Rimbunan Sawit group had suffered net losses for five consecutive years to 2022 but the losses had been reduced substantially from RM148.7mil in 2018 (revenue: RM338.7mil) to RM62.8mil (RM284.7mil) in 2019, to RM56.1mil (RM385.5mil) in 2020,to RM6.98mil (RM541.5mil) in 2021 and RM5.8mil (675.9mil) in 2022.

In 2023, the group made a turnaround and returned to the black with profit of RM24.5mil on revenue of RM507.8mil.

Tiong said the proposed disposals of the Selangor Estate and Jayamax Estate represents an opportunity for the group to unlock the value at a premium to their respective market value.

The group is expected to record a pro forma gain on disposal of about RM77.94mil.

From the proceeds of the sales, he said the money would be utilised for partial repayment of the group’s interest-bearing borrowings of about RM86.11mil.
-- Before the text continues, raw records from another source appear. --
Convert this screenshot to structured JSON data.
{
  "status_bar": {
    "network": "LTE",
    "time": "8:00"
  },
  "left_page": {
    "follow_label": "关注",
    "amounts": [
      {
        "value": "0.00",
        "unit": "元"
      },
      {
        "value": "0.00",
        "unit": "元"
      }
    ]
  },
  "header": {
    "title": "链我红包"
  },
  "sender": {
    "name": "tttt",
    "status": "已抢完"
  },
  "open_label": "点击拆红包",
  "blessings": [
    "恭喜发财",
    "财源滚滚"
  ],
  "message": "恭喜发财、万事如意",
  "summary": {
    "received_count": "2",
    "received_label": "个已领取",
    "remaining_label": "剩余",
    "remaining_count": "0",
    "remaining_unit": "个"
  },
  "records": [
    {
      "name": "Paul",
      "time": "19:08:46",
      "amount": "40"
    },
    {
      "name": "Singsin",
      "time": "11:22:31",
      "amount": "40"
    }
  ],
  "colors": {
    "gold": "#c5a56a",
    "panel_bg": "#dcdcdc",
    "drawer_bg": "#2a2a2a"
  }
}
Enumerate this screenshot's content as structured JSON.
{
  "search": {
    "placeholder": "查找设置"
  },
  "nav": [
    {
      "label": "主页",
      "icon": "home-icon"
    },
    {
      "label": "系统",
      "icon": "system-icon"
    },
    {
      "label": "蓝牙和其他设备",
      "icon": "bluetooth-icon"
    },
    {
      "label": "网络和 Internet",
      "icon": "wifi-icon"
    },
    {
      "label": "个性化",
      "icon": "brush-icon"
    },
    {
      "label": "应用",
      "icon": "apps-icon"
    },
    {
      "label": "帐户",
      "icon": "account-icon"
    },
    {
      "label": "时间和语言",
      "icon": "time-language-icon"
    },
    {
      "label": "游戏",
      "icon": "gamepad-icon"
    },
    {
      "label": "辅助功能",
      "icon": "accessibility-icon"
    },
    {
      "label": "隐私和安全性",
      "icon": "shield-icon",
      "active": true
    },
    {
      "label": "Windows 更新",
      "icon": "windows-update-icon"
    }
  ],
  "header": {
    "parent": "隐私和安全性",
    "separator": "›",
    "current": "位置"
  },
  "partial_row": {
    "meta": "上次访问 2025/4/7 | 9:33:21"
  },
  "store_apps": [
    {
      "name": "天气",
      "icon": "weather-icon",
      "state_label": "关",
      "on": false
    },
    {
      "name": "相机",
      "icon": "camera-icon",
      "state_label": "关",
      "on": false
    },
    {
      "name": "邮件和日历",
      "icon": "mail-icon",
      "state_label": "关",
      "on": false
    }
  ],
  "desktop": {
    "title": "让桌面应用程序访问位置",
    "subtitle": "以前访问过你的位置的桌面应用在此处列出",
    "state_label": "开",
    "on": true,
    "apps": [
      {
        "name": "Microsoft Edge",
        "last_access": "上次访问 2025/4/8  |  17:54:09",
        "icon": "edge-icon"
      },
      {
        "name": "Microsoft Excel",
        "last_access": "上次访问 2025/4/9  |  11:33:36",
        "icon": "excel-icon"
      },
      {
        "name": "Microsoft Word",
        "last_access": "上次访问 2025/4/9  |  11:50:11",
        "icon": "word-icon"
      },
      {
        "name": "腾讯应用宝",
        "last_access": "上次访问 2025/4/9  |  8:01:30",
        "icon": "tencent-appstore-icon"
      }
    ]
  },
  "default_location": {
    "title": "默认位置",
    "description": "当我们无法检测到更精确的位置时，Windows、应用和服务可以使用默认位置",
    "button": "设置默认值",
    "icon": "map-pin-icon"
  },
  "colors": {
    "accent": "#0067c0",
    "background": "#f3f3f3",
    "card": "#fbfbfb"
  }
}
This is expected to result in an interest cost savings of about RM3.99mil per annum and lower the group’s gearing level to 0.61 times from 0.99 times.

“In addition, part of the proceeds of the proposed disposals will be channelled towards the group’s business operations, as it will be utilised to fund new planting and replanting of oil palms. In that regard, the group will be able to conserve its internally generated funds to strengthen its financial position.”Going forward, Tiong said the group will seek opportunities to replenish and expand its plantation assets.

“The group takes cognisance that the foreign worker availability in Malaysia is gradually improving and expects healthy soil moisture conditions and lower-flooding disruptions to support output of its palm oil products, which bodes well for the performance of its oil palm estates in the longer term.

“Furthermore, with expectations of firmer palm oil prices and greater demand of palm oil products from the market, coupled with the group’s continuous efforts to optimise its operations and costs to drive greater efficiency and productivity, the group is cautiously optimistic on the outlook of the oil palm plantation segment as well as the financial performance of the group,” he added.